The Health Benefits of Dark Chocolate

5 reasons why eating dark chocolate is healthy

For years there have been myths surrounding the health benefits of chocolate. But not all chocolate is created equally, and lovers of milk or white varieties are out of luck. It is in the bitter and unsweetened dark chocolate that most of the health benefits lie.
Here are 5 reasons dark chocolate is good for us in small quantities:
Antioxidants
The cacao bean has one of the highest concentrations of antioxidants and beneficial nutrients in the world. It has a huge number of biologically active compounds with antioxidant activity. It’s filled with polyphenols, flavanols, and catechins and even theobromine (the compound touted to have antidepressant effects). These antioxidants can help destroy free radicals, a prerequisite to cancer.

Reduce Risks During Pregnancy
Studies have shown that chocolate can help improve foetal growth. It can also help reduce the risk of preeclampsia by lowering the mother’s blood pressure.

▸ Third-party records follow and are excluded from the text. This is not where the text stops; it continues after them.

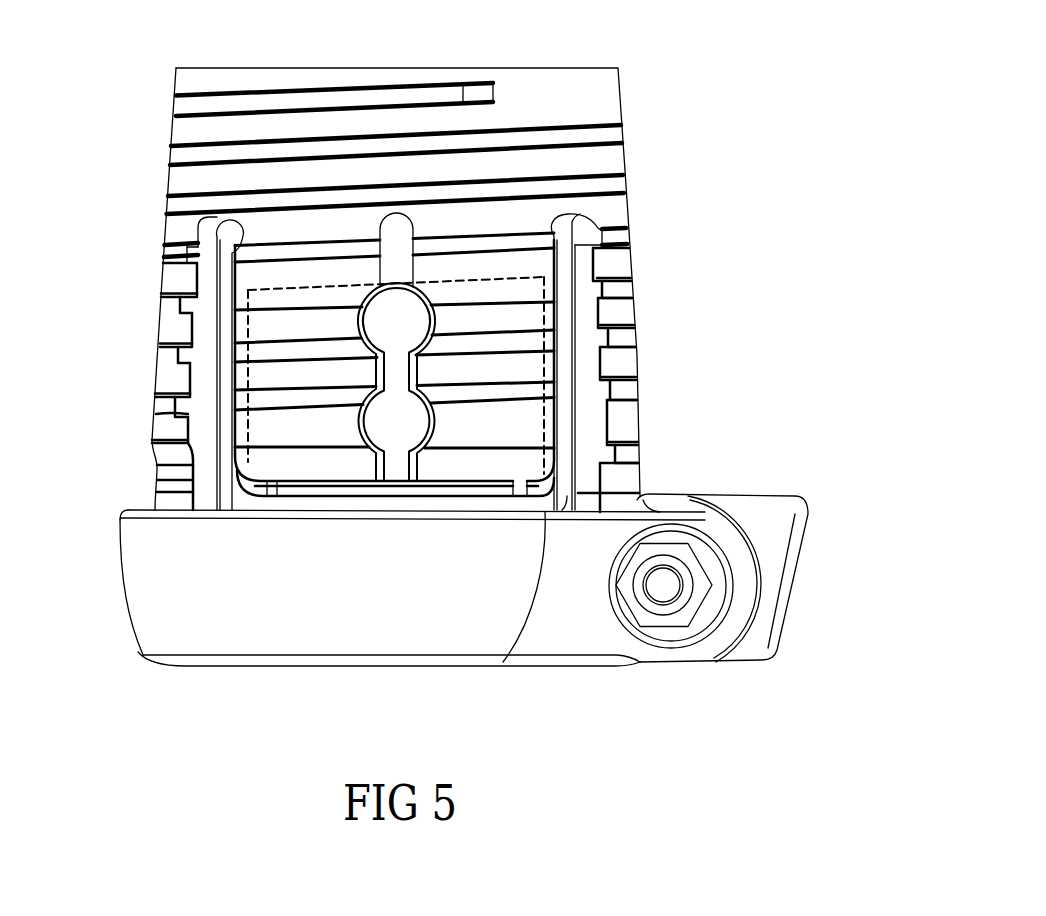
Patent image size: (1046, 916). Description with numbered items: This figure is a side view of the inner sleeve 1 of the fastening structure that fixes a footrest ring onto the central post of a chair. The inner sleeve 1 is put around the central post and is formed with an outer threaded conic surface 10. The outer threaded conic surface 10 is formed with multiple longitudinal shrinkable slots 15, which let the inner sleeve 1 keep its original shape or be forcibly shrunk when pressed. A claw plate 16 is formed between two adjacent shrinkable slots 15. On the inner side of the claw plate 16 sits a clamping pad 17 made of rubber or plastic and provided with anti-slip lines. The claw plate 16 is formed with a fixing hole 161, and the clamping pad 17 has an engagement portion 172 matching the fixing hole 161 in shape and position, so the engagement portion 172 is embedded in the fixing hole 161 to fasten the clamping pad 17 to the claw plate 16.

The inner sleeve 1 is at (632, 90).
The outer threaded conic surface 10 is at (170, 157).
The shrinkable slots 15 is at (225, 298).
The claw plate 16 is at (273, 425).
The fixing hole 161 is at (360, 435).
The clamping pad 17 is at (543, 315).
The engagement portion 172 is at (402, 438).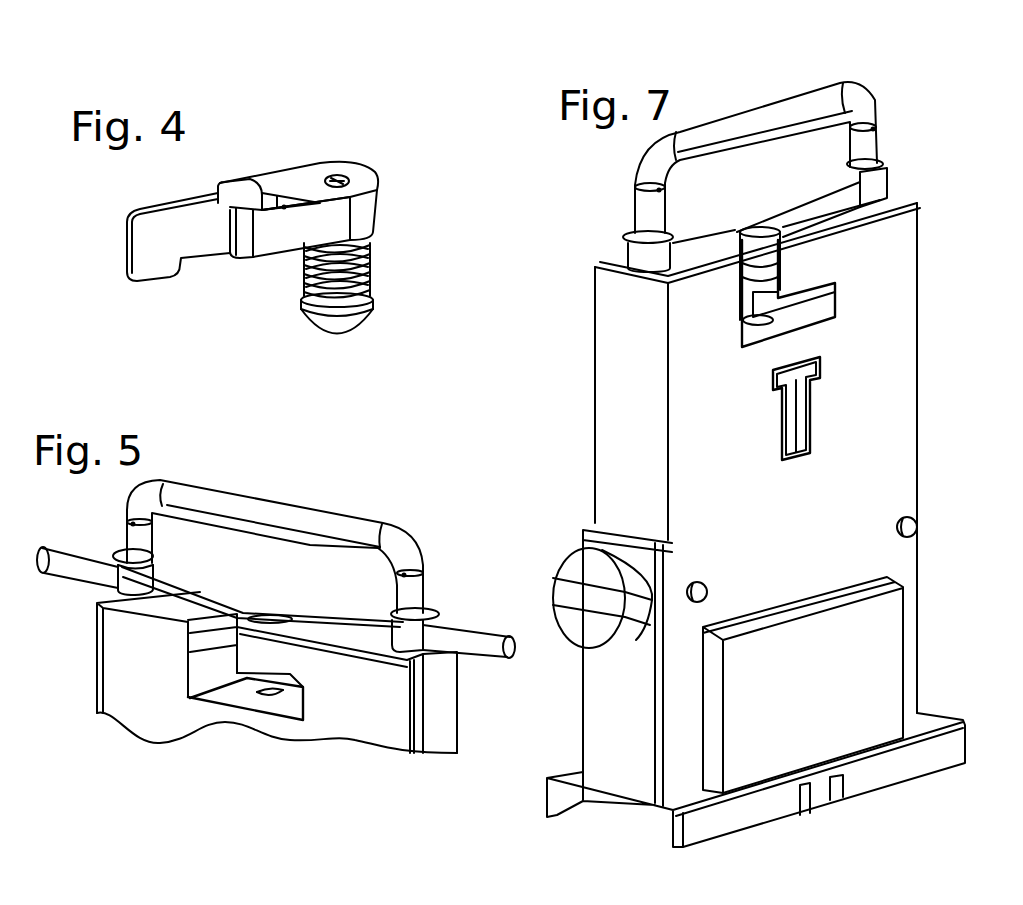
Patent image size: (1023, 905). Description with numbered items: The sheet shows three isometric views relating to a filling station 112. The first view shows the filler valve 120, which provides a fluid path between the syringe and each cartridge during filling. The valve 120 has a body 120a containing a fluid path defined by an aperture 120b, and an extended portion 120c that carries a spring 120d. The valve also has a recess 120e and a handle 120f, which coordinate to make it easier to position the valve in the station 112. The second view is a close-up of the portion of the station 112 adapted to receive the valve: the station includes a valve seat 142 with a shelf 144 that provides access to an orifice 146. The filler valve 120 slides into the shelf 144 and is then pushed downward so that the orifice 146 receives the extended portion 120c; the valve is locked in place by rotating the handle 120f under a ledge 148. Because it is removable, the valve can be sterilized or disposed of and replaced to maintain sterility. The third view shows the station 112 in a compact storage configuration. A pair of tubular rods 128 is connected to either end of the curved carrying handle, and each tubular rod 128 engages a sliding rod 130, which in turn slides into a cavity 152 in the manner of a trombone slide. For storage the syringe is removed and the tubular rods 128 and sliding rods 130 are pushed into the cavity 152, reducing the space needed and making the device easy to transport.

In FIG. 4, the filler valve 120 is at (372, 149).
In FIG. 4, the body 120a is at (262, 253).
In FIG. 4, the aperture 120b is at (349, 179).
In FIG. 4, the extended portion 120c is at (360, 329).
In FIG. 4, the spring 120d is at (373, 252).
In FIG. 4, the recess 120e is at (273, 203).
In FIG. 4, the handle 120f is at (137, 286).
In FIG. 5, the filling station 112 is at (334, 496).
In FIG. 7, the filling station 112 is at (906, 89).
In FIG. 5, the valve seat 142 is at (240, 723).
In FIG. 5, the shelf 144 is at (287, 713).
In FIG. 5, the orifice 146 is at (268, 702).
In FIG. 5, the ledge 148 is at (291, 676).
In FIG. 7, the tubular rods 128 is at (874, 137).
In FIG. 7, the sliding rods 130 is at (881, 194).
In FIG. 7, the cavity 152 is at (891, 213).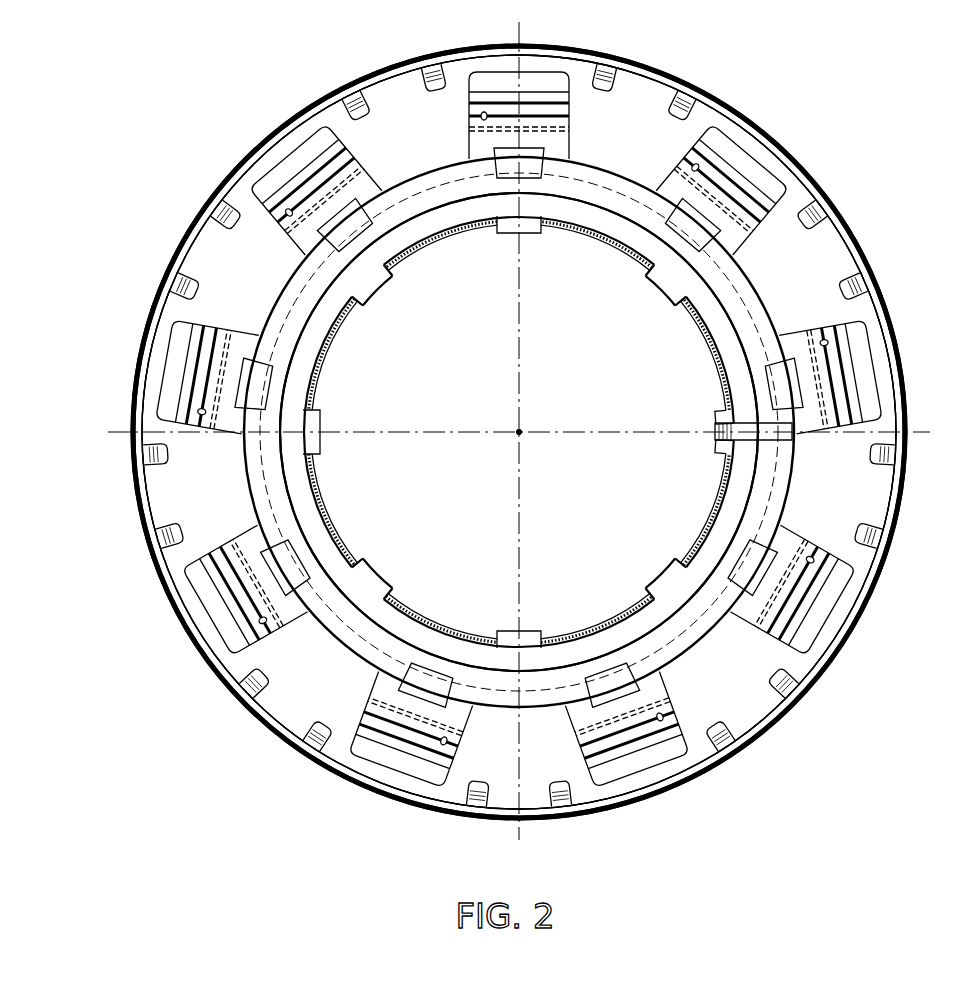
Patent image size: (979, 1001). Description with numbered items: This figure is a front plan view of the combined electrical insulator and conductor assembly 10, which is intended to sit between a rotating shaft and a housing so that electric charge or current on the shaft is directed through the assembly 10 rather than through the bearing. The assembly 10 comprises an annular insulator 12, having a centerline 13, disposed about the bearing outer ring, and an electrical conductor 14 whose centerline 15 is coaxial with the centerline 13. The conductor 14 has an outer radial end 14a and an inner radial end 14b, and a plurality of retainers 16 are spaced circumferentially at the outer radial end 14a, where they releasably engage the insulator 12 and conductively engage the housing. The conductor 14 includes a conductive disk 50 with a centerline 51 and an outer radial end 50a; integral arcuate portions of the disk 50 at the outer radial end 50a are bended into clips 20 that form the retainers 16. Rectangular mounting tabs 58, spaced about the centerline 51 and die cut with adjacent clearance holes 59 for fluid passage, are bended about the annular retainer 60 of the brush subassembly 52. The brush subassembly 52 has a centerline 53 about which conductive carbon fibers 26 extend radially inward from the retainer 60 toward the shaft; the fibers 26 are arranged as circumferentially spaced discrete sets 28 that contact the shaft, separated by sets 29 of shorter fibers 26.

The combined electrical insulator and conductor assembly 10 is at (101, 79).
The annular insulator 12 is at (153, 270).
The centerline 13 is at (523, 428).
The electrical conductor 14 is at (88, 393).
The outer radial end 14a is at (113, 506).
The inner radial end 14b is at (333, 420).
The centerline 15 is at (545, 407).
The retainer 16 is at (659, 53).
The clip 20 is at (680, 71).
The conductive fiber 26 is at (391, 281).
The discrete set of fibers 28 is at (531, 243).
The set of shorter length fibers 29 is at (591, 243).
The conductive disk 50 is at (878, 511).
The outer radial end 50a is at (652, 792).
The centerline 51 is at (534, 418).
The brush subassembly 52 is at (795, 481).
The centerline 53 is at (523, 428).
The mounting tab 58 is at (325, 230).
The clearance hole 59 is at (335, 178).
The annular retainer 60 is at (282, 290).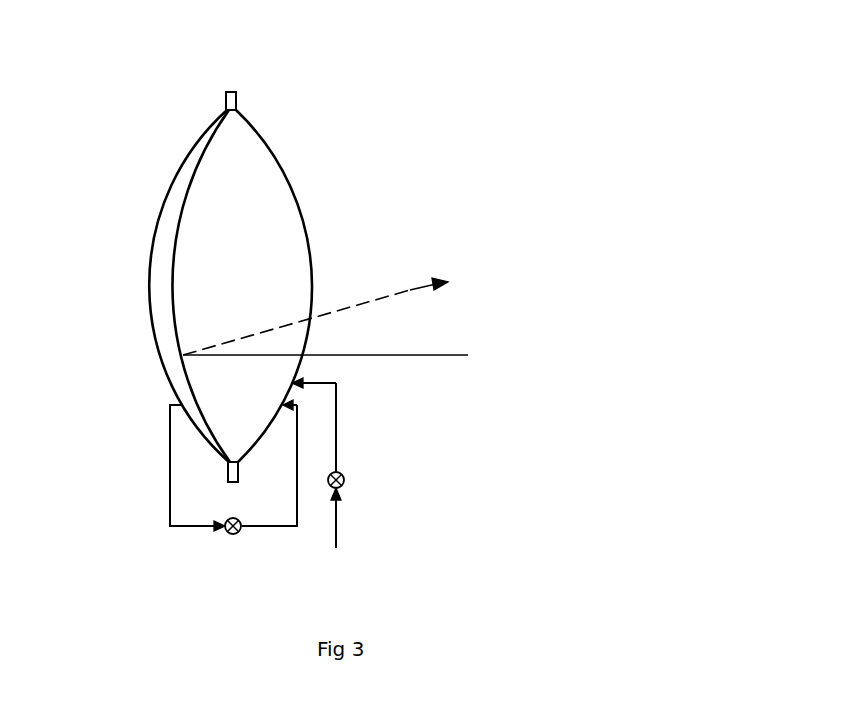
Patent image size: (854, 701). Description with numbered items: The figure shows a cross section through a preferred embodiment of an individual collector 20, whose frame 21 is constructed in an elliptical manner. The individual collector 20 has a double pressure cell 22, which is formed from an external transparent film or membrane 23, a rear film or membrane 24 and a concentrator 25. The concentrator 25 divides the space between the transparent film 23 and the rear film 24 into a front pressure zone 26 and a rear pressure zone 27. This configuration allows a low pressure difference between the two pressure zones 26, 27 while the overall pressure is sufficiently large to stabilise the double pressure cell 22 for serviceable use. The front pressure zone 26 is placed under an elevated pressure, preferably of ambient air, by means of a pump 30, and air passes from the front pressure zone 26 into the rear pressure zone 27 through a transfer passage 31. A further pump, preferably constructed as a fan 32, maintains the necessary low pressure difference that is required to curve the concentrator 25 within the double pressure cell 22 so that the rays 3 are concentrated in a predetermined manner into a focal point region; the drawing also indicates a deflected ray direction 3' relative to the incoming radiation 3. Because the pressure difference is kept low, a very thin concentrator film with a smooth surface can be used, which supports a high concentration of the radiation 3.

Lower Cholesterol and Blood Pressure
Studies have shown that chocolate consumption might help reduce low-density lipoprotein (LDL) cholesterol levels, also known as “bad fats.
The study authors wrote, “results indicate that regular consumption of chocolate bars containing plant sterols (PS) and cocoa flavanols (CF), as part of a low-fat diet, may support cardiovascular health by lowering cholesterol and improving blood pressure.”

Reduce Memory Decline
Scientists at Harvard Medical School suggest that drinking two cups of hot chocolate a day could help keep the brain healthy and reduce memory decline in older people.
The researchers found that hot chocolate helped improve blood flow to parts of the brain where it was needed.

Boosts the Immune Systems
Dark chocolate’s potent antioxidant content—along with some of the other mechanisms of nutrients—make it a treat for your immune system. Cocoa can modulate the inflammatory response of your immune system.
When purchasing dark chocolate, look for ones with a 70% or higher cacao content. If your chocolate says, “processed with alkali” on the nutrition label, then it’s going to have less flavanols.